Trafic de drogue à Marseille : "On ne lâchera rien", promet Emmanuel Macron

Trafic de drogue à Marseille : "On ne lâchera rien", promet Emmanuel Macron
Emmanuel Macron dans un commissariat des quartiers du nord de Marseille le 1er septembre 2021.

publié le jeudi 02 septembre 2021 à 08h36

Au premier jour de sa visite dans la cité phocéenne, le chef de l'Etat a annoncé des financements pour 500 caméras vidéos et assuré que 200 policiers supplémentaires promis par le ministre de l'Intérieur arriveront avec un an d'avance d'ici la fin 2022. 

"Le cancer qui ronge la ville, (...) c'est la drogue". Au premier jour de sa visite à Marseille, Emmanuel Macron a abordé mercredi 1er septembre l'aspect sécurité.

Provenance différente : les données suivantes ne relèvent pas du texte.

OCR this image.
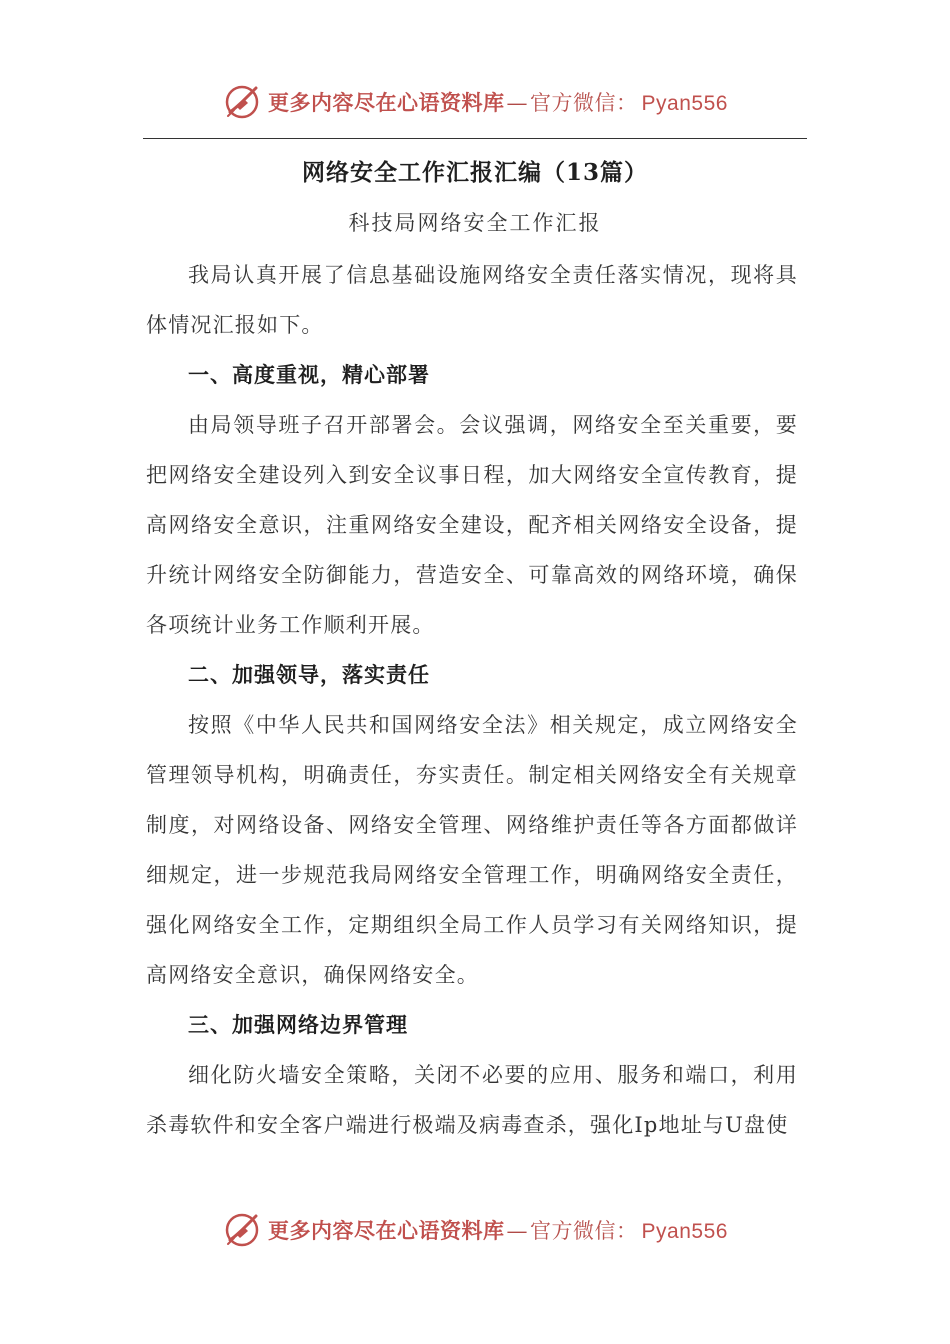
更多内容尽在心语资料库 — 官方微信： Pyan556
网络安全工作汇报汇编（13篇）
科技局网络安全工作汇报

我局认真开展了信息基础设施网络安全责任落实情况，现将具体情况汇报如下。

一、高度重视，精心部署

由局领导班子召开部署会。会议强调，网络安全至关重要，要把网络安全建设列入到安全议事日程，加大网络安全宣传教育，提高网络安全意识，注重网络安全建设，配齐相关网络安全设备，提升统计网络安全防御能力，营造安全、可靠高效的网络环境，确保各项统计业务工作顺利开展。

二、加强领导，落实责任

按照《中华人民共和国网络安全法》相关规定，成立网络安全管理领导机构，明确责任，夯实责任。制定相关网络安全有关规章制度，对网络设备、网络安全管理、网络维护责任等各方面都做详细规定，进一步规范我局网络安全管理工作，明确网络安全责任，强化网络安全工作，定期组织全局工作人员学习有关网络知识，提高网络安全意识，确保网络安全。

三、加强网络边界管理

细化防火墙安全策略，关闭不必要的应用、服务和端口，利用杀毒软件和安全客户端进行极端及病毒查杀，强化Ip地址与U盘使

更多内容尽在心语资料库 — 官方微信： Pyan556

"On ne lâchera rien" dans la lutte contre le trafic de drogue, a promis le président de la République devant les policiers d'un commissariat des quartiers du nord de Marseille frappés par ce fléau. 



"On a des résultats croissants, on va continuer et aller au bout, en vous donnant les moyens en créant l'irréversibilité de la fermeture des points de deal et en démantelant les réseaux les plus installés au niveau national et à l'international", a-t-il affirmé. "Cette action nous continuerons de la mener dans les prochains mois de manière déterminée", a-t-il assuré.

"On la mènera aussi en responsabilisant tout le monde localement", a ajouté le chef de l'Etat. "L'idée que dans certains quartiers ce serait branché de prendre de la drogue pour que dans d'autres il y ait des jeunes qui se fassent tuer parce qu'ils la vendent ou surveillent, c'est terminé", a-t-il martelé. "Les consommateurs de drogue sont des complices", a-t-il fustigé, comme l'avait déploré le ministre de l'Intérieur lors d'une visite en août, le lendemain de la mort d'un adolescent de 14 ans tué par balles près d'un point de deal. 

"Il n'y a aucun endroit dans Marseille où la police ne rentre pas. Ça n'existe pas", a martelé le président, en réponse aux critiques de la droite et de l'extrême droite après un reportage de Quotidien qui montre des dealers contrôler les entrées d'une cité. "Il faut traiter les symptômes", "parce que les habitants des quartiers demandent le droit de vivre tranquilles et dans la sécurité. Ils ne nous écouteront pas sur tout le reste si nous ne réussissons pas sur la sécurité", a ajouté le chef de l'Etat.

Quels moyens ?

Il a annoncé des financements pour 500 caméras vidéos, un outil qui fait débat dans la ville, et assuré que 200 policiers supplémentaires promis par le ministre de l'Intérieur arriveront avec un an d'avance d'ici la fin 2022.  Quant aux tribunaux, "nous répondrons à due proportion aux besoins évoqués", a insisté Emmanuel Macron, soulignant qu'après le renforcement des moyens de la police il ne fallait pas créer "un effet de thrombose" au niveau des tribunaux.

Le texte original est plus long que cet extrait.